I have trouble in doing a substitution. That is one step in a whole demonstration. I need to compute this integral : $\epsilon << 1 $
$$ \\ \int_{ [0,1-\epsilon] } \int_{ [0,1-\epsilon] } \frac 1 {1-xy} \, dx dy$$ And for that I need to do the substitution :
$$ x = u-v \, ; \, y = u + v $$
Can you help me to do it? I'm not asking for the whole calculus, I have the answer under the eyes. My problem is that it is one of the first multi-integral I'm computing and I struggle to understand what is depending of what, what do I need to write like a function of the rest etc...
For example,
- I know that I need to compute the determinant so this I ve done : it gives 2.

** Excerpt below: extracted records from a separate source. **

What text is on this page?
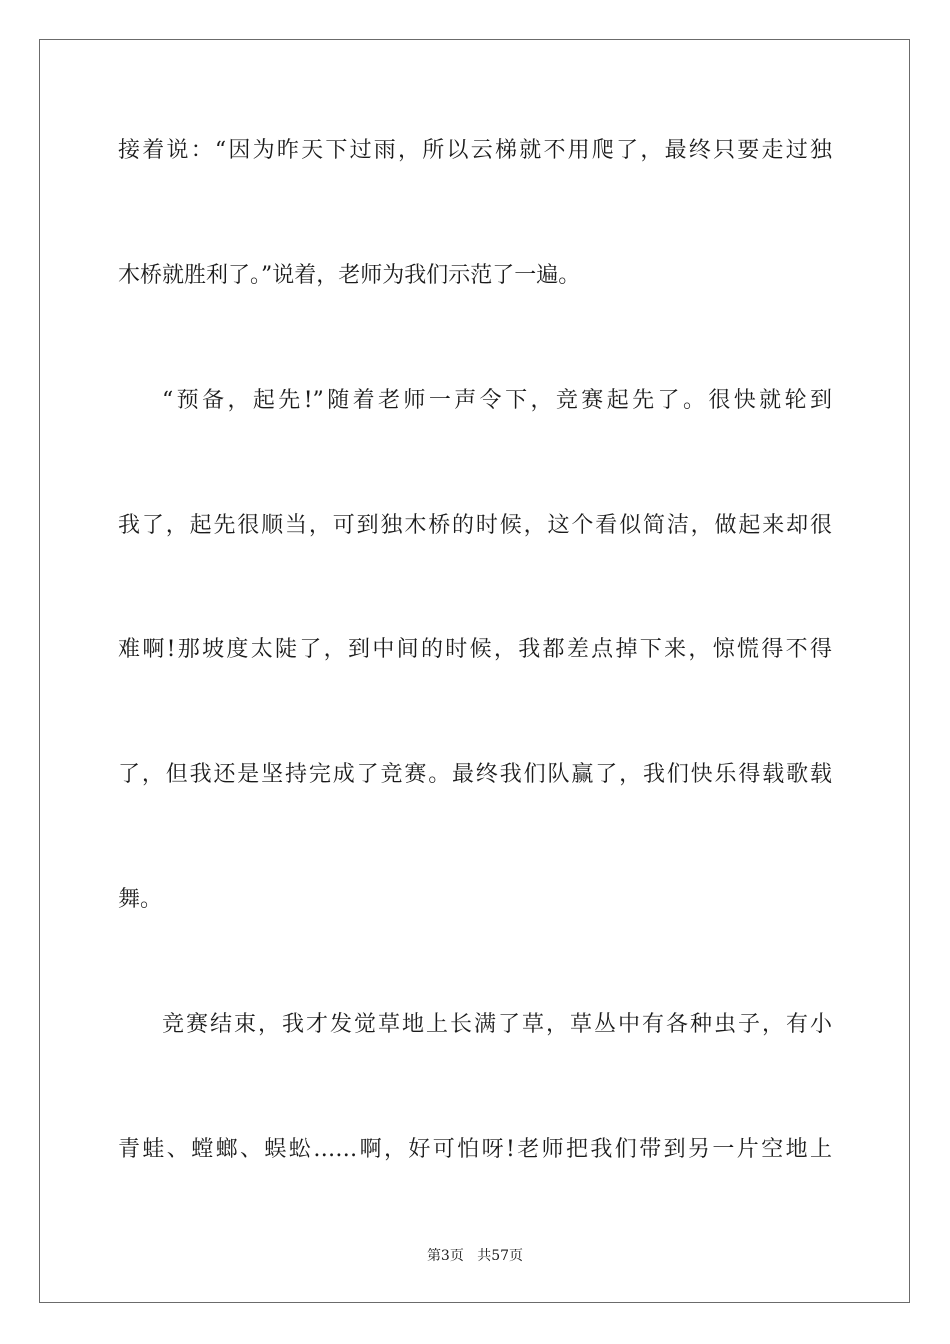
接着说：“因为昨天下过雨，所以云梯就不用爬了，最终只要走过独
木桥就胜利了。”说着，老师为我们示范了一遍。
“预备，起先!”随着老师一声令下，竞赛起先了。很快就轮到
我了，起先很顺当，可到独木桥的时候，这个看似简洁，做起来却很
难啊!那坡度太陡了，到中间的时候，我都差点掉下来，惊慌得不得
了，但我还是坚持完成了竞赛。最终我们队赢了，我们快乐得载歌载
舞。
竞赛结束，我才发觉草地上长满了草，草丛中有各种虫子，有小
青蛙、螳螂、蜈蚣……啊，好可怕呀!老师把我们带到另一片空地上
第3页 共57页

- I know that I need to find the lines that bound my submanifold, and so I have written :
$$ \left\{ \begin{array}{c} y = 0 \\ x = 0 \\ y = 1 - \epsilon \\ x = 1 - \epsilon \end{array} \right. \implies \left\{ \begin{array}{c} u= -v \\ u = v \\ u+v = 1 - \epsilon \\ u-v = 1 - \epsilon \end{array} \right. $$
- I know that I need to find the boundaries for u and v : $$ \left\{ \begin{array}{c} 0 < x < 1 - \epsilon \\ 0 < y < 1 - \epsilon \end{array} \right. \implies \left\{ \begin{array}{c} 0 < u < 1 - \epsilon \\ -1 + \epsilon < v < 1 - \epsilon \end{array} \right. $$
I would be so greatfull if you can help me figure out what I need to do in order to have a general method to deal with problems like this. thank you!

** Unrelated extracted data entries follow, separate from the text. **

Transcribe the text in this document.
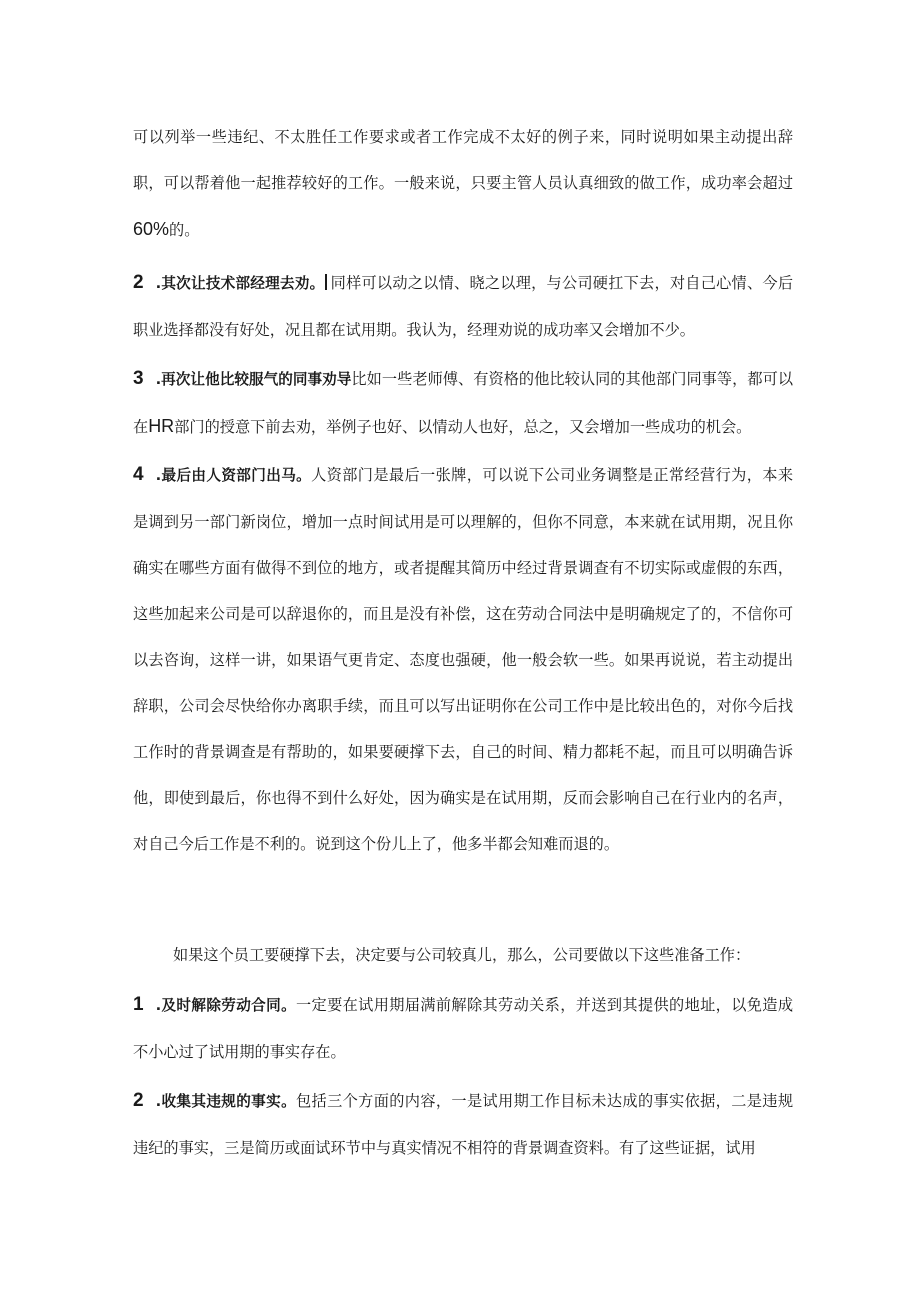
可以列举一些违纪、不太胜任工作要求或者工作完成不太好的例子来，同时说明如果主动提出辞职，可以帮着他一起推荐较好的工作。一般来说，只要主管人员认真细致的做工作，成功率会超过60%的。

2 .其次让技术部经理去劝。 同样可以动之以情、晓之以理，与公司硬扛下去，对自己心情、今后职业选择都没有好处，况且都在试用期。我认为，经理劝说的成功率又会增加不少。

3 .再次让他比较服气的同事劝导比如一些老师傅、有资格的他比较认同的其他部门同事等，都可以在HR部门的授意下前去劝，举例子也好、以情动人也好，总之，又会增加一些成功的机会。

4 .最后由人资部门出马。人资部门是最后一张牌，可以说下公司业务调整是正常经营行为，本来是调到另一部门新岗位，增加一点时间试用是可以理解的，但你不同意，本来就在试用期，况且你确实在哪些方面有做得不到位的地方，或者提醒其简历中经过背景调查有不切实际或虚假的东西，这些加起来公司是可以辞退你的，而且是没有补偿，这在劳动合同法中是明确规定了的，不信你可以去咨询，这样一讲，如果语气更肯定、态度也强硬，他一般会软一些。如果再说说，若主动提出辞职，公司会尽快给你办离职手续，而且可以写出证明你在公司工作中是比较出色的，对你今后找工作时的背景调查是有帮助的，如果要硬撑下去，自己的时间、精力都耗不起，而且可以明确告诉他，即使到最后，你也得不到什么好处，因为确实是在试用期，反而会影响自己在行业内的名声，对自己今后工作是不利的。说到这个份儿上了，他多半都会知难而退的。

如果这个员工要硬撑下去，决定要与公司较真儿，那么，公司要做以下这些准备工作：

1 .及时解除劳动合同。一定要在试用期届满前解除其劳动关系，并送到其提供的地址，以免造成不小心过了试用期的事实存在。

2 .收集其违规的事实。包括三个方面的内容，一是试用期工作目标未达成的事实依据，二是违规违纪的事实，三是简历或面试环节中与真实情况不相符的背景调查资料。有了这些证据，试用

P.S. : please, so many times, people told me just to do a graph... I have done it !!!! I just need some help at first, and I'm so sorry guys to ask you this, but it's really necessary for me... I tried for 2 days now :(
On the $uv$-plane, we can graph the intersection of the following inequalities
$$ \begin{align} u-v > 0 \\ u-v < 1 - \epsilon \\ u+v > 0 \\ u+v < 1 - \epsilon \end{align} $$
Here is what the intersection looks like.

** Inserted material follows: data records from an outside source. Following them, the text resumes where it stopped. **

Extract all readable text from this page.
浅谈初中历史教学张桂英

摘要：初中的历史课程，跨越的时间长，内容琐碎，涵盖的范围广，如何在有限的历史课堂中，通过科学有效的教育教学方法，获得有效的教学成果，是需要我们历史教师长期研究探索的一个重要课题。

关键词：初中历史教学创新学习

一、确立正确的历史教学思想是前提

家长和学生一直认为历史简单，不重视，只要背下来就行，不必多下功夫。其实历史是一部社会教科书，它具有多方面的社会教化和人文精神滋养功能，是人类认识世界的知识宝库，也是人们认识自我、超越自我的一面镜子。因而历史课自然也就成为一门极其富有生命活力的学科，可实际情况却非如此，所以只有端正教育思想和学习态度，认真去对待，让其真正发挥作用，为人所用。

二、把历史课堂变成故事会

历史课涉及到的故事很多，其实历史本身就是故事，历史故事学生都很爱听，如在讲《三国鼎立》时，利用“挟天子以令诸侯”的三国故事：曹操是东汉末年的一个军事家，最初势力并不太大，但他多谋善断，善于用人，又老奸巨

When $u \in \left[0, \dfrac{1-\epsilon}{2}\right]$, it follows then that $v \in [-u,u]$. Otherwise, when $u \in \left[\dfrac{1-\epsilon}{2}, 1-\epsilon\right]$, it follows that $v \in [(u+\epsilon) - 1, 1 - (u+\epsilon)]$. Setting up the integrals:
$$I = \int_{0}^{(1-\epsilon)/2} \int_{-u}^{u} \frac{2}{1-(u^2-v^2)} \, dvdu + \int_{(1-\epsilon)/2}^{1-\epsilon} \int_{(u+\epsilon)-1}^{1-(u+\epsilon)} \frac{2}{1-(u^2-v^2)} \, dvdu$$